O que Madame Bovary e um livro de produtividade têm em comum?
A semelhança é maior do que você imagina
À primeira vista, Madame Bovary e um manual de produtividade sobre Ultraaprendizado parecem habitar planetas diferentes. De um lado, uma mulher entediada no interior da França, afundada em fantasias românticas e frustrações domésticas. Do outro, um livro que promete te ensinar como aprender qualquer coisa em tempo recorde.
Um fala de desejo. O outro, de método. Um é pura estética. O outro, pura utilidade. Mas, para quem lê com atenção, os dois fazem a mesma pergunta: o que você vai fazer com isso?
Ler não é só passar os olhos pelas palavras. É se deixar afetar por elas.

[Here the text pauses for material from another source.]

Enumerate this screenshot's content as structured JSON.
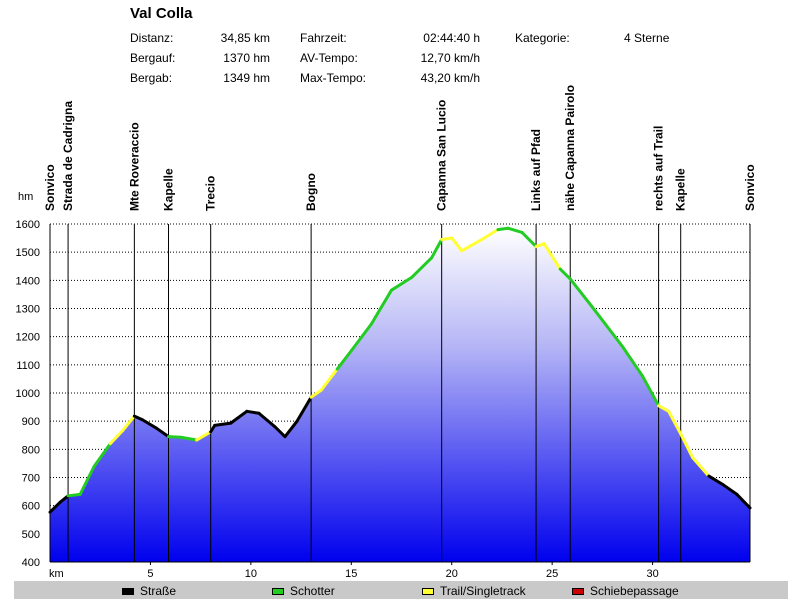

Mesmo quando a intenção é aprender algo prático — como montar um plano de estudos —, existe uma camada subjetiva que escapa da instrução e entra no campo da experiência. Quando um livro te ensina algo, ele está, antes de tudo, te propondo uma forma de ver o mundo. E isso vale tanto para Ultraaprendizado, do Scott Young, quanto para o romance do Flaubert.

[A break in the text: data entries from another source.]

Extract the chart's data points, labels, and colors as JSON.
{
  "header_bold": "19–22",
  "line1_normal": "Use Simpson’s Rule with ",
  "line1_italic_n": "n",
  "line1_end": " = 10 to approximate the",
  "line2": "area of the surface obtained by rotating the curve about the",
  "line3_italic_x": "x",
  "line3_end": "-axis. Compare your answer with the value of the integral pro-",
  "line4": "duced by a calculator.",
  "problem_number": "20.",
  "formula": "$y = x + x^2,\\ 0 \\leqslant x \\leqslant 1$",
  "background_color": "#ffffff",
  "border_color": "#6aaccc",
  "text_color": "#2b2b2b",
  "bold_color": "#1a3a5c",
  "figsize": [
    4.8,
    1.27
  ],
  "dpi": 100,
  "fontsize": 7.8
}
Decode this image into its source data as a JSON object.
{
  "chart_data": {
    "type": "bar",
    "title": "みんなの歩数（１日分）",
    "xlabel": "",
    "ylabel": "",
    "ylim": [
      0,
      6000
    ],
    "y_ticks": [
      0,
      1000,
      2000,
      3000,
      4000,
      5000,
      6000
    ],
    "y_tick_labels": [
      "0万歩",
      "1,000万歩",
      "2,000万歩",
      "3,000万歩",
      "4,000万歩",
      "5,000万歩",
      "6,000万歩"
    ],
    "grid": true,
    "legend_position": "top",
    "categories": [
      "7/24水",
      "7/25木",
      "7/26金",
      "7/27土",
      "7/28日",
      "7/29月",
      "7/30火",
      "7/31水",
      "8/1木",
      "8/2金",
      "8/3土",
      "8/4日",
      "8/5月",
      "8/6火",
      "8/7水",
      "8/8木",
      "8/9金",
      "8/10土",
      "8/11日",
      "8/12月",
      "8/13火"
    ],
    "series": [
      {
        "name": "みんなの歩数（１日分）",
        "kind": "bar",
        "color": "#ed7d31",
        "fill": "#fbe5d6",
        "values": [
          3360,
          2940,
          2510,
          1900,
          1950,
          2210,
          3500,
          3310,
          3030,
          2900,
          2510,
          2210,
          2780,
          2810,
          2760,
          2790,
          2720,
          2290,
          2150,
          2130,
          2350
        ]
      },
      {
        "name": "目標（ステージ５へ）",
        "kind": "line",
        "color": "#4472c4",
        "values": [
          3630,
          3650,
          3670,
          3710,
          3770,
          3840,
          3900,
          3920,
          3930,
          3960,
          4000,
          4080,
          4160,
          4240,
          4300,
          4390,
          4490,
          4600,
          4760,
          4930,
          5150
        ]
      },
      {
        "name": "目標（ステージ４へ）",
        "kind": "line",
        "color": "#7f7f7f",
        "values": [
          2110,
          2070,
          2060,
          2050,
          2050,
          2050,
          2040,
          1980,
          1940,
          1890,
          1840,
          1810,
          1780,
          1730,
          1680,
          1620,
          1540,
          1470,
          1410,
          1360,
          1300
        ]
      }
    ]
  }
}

Em Ultraaprendizado, aprendemos a pensar o estudo como projeto. Há estratégia, esforço deliberado, organização. Mas, ao ler esse tipo de livro, é comum parar no meio e pensar: “Tá, mas isso serve para mim?” Ou melhor: “O que eu posso fazer com isso agora?”

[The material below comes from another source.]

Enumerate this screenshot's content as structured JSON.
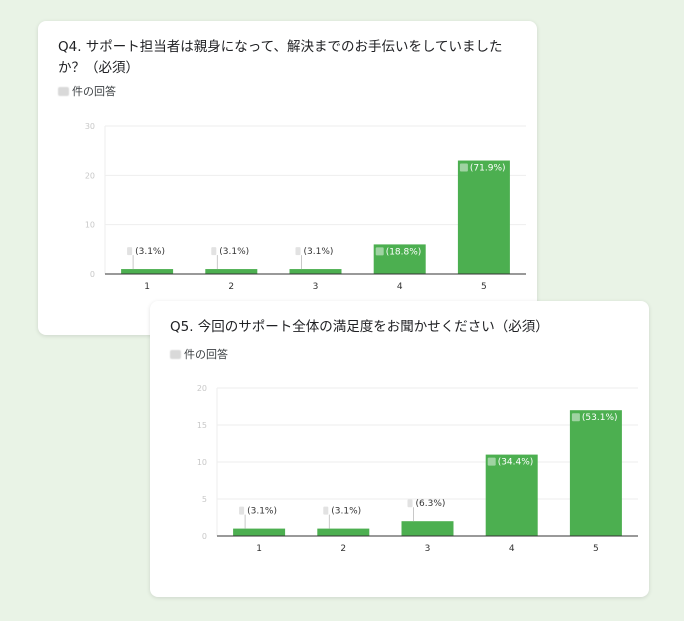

Falei um pouco mais disso no vídeo aqui:
Às vezes, a resposta vem rápido na forma de um insight, uma técnica, um plano de ação. Outras vezes, ela demora. E tudo bem. Porque nem toda resposta é imediata. Às vezes, a gente precisa de tempo para transformar uma ideia em prática.
E o mesmo vale para a ficção. Quando Ema Bovary se pergunta por que o amor não é como nos livros, o leitor atento também se pergunta:
Por que eu espero que a vida seja como imaginei?
Por que me frustro quando as coisas reais não se parecem com os meus planos?
Por que… complete você a pergunta.
Aqui está o ponto: a ficção não é o oposto da prática.
Ela é uma forma mais sofisticada de prática — uma que treina o olhar, a escuta, a empatia. Que nos prepara, não para repetir uma técnica, mas para reconhecer quando uma escolha se repete. Quando um padrão se revela. Quando o desejo atrapalha a realidade, ou quando a expectativa distorce o presente.
Ler sobre Ema não vai te ensinar a montar um cronograma. Mas talvez te ajude a perceber por que você abandona tantos. Talvez te ajude a entender que não é só questão de disciplina, mas de desejo mal canalizado. De um impulso por novidade, por intensidade, por recompensa imediata — o mesmo que move Ema, de certo modo.
No fim, tanto um livro de produtividade quanto um romance clássico pedem o mesmo do leitor: atenção. Não só ao que está sendo dito, mas ao modo como isso ressoa em você. A diferença é que um entrega ferramentas. O outro, espelhos.
Ambos podem ser úteis. Desde que você esteja com os ouvidos atentos e pare para a escutar.